Question: (II) What is the beat frequency if middle C (262 Hz) and C^# (277 Hz) are played together? What if each is played two octaves lower (each frequency reduced by a factor of 4)?

Short answer

If middle C and C^# are played together, the beat frequency is \(15\;{\rm{Hz}}\) , and if each is played two octaves lower then, the sound wave of the frequency will not be audible.

Step-by-step solution

Determination of the audible capacity

To check the audible capacity of sound waves, the frequency range of sound waves should lie between the human audible range, i.e.,20-20,000 Hz.

Given information

Given data:

The frequency of middle C is \({f_1} = 262\;{\rm{Hz}}\).

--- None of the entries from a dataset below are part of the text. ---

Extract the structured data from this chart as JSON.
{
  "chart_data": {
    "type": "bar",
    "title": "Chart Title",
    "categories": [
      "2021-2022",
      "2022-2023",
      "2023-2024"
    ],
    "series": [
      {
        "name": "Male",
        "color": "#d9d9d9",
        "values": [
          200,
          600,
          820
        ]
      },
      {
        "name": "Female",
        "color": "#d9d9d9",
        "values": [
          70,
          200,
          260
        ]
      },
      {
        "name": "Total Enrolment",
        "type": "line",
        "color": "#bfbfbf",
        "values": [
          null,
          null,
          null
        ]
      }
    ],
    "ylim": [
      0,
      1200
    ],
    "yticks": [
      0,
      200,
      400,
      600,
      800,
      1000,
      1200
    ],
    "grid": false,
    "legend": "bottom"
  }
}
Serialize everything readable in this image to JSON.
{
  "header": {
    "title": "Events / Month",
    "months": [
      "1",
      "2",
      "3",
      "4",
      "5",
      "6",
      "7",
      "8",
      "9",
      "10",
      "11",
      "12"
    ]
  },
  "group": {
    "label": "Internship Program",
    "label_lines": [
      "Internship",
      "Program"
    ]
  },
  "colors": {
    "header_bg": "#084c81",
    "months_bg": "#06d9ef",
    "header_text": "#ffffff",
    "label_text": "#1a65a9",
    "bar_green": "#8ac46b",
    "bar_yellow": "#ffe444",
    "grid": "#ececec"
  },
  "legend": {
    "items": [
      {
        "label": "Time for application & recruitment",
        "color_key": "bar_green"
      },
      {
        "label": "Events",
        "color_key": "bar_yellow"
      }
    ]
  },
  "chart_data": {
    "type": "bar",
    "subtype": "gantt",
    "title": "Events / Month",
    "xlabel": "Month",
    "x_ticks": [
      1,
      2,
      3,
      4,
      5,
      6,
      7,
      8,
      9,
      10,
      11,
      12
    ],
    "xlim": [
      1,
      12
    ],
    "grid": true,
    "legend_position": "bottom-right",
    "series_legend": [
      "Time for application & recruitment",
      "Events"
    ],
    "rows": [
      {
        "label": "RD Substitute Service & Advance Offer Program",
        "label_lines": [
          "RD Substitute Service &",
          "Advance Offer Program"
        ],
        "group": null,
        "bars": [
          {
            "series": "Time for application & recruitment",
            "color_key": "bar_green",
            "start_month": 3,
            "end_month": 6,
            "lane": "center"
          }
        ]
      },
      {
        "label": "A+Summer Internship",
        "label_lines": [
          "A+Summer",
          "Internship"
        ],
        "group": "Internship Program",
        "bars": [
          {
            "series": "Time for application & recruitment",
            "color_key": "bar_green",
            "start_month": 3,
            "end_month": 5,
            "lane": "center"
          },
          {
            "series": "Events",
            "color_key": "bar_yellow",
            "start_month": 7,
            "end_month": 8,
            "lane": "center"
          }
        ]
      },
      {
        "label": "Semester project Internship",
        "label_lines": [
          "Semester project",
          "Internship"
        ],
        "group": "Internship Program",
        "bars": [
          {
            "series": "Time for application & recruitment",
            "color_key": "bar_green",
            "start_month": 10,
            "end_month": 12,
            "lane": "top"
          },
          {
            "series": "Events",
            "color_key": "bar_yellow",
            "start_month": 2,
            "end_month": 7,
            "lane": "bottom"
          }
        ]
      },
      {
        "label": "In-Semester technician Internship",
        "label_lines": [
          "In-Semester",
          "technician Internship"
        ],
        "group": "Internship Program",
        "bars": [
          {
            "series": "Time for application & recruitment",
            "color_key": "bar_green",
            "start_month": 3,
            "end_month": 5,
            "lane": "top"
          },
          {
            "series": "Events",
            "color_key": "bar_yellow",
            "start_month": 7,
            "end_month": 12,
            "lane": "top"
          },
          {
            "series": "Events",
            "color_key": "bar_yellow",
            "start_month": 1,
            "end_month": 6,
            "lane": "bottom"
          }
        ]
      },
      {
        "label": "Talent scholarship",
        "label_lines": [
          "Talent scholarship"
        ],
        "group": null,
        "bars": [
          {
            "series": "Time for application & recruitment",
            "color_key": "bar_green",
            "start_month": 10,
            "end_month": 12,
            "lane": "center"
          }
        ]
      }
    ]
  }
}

The frequency of middle C^# is \({f_2} = 277\;{\rm{Hz}}\).

Evaluation of the beat frequency and audible capacity

The beat frequency can be calculated as:

\(\begin{array}{c}{f_B} = \left| {{f_2} - {f_1}} \right|\\{f_B} = \left| {277\;{\rm{Hz}} - 262\;{\rm{Hz}}} \right|\\{f_B} = 15\;{\rm{Hz}}\end{array}\)

It is given that each frequency is reduced by a factor of \(4\), the beat frequency will be reduced by the same amount, and the new beat frequency can be given as:

\({f'_B} = \frac{{{f_B}}}{4}\) … (1)

After substituting the calculated value of \({f_B}\) in equation (1), you get:

\(\begin{array}{c}{{f'}_B} = \frac{{15\;{\rm{Hz}}}}{4}\\{{f'}_B} = 3.75\;{\rm{Hz}}\end{array}\)

As the frequency of human audible range lies between \(20 - 20,000\;{\rm{Hz}}\), the above-calculated frequency is below the \(20\;{\rm{Hz}}\) frequency so, the sound wave of this frequency is not audible.

Hence, if middle C and C^# are played together, the beat frequency is \(15\;{\rm{Hz}}\) , and if each is played two octaves lower then, the sound wave of the frequency will not be audible.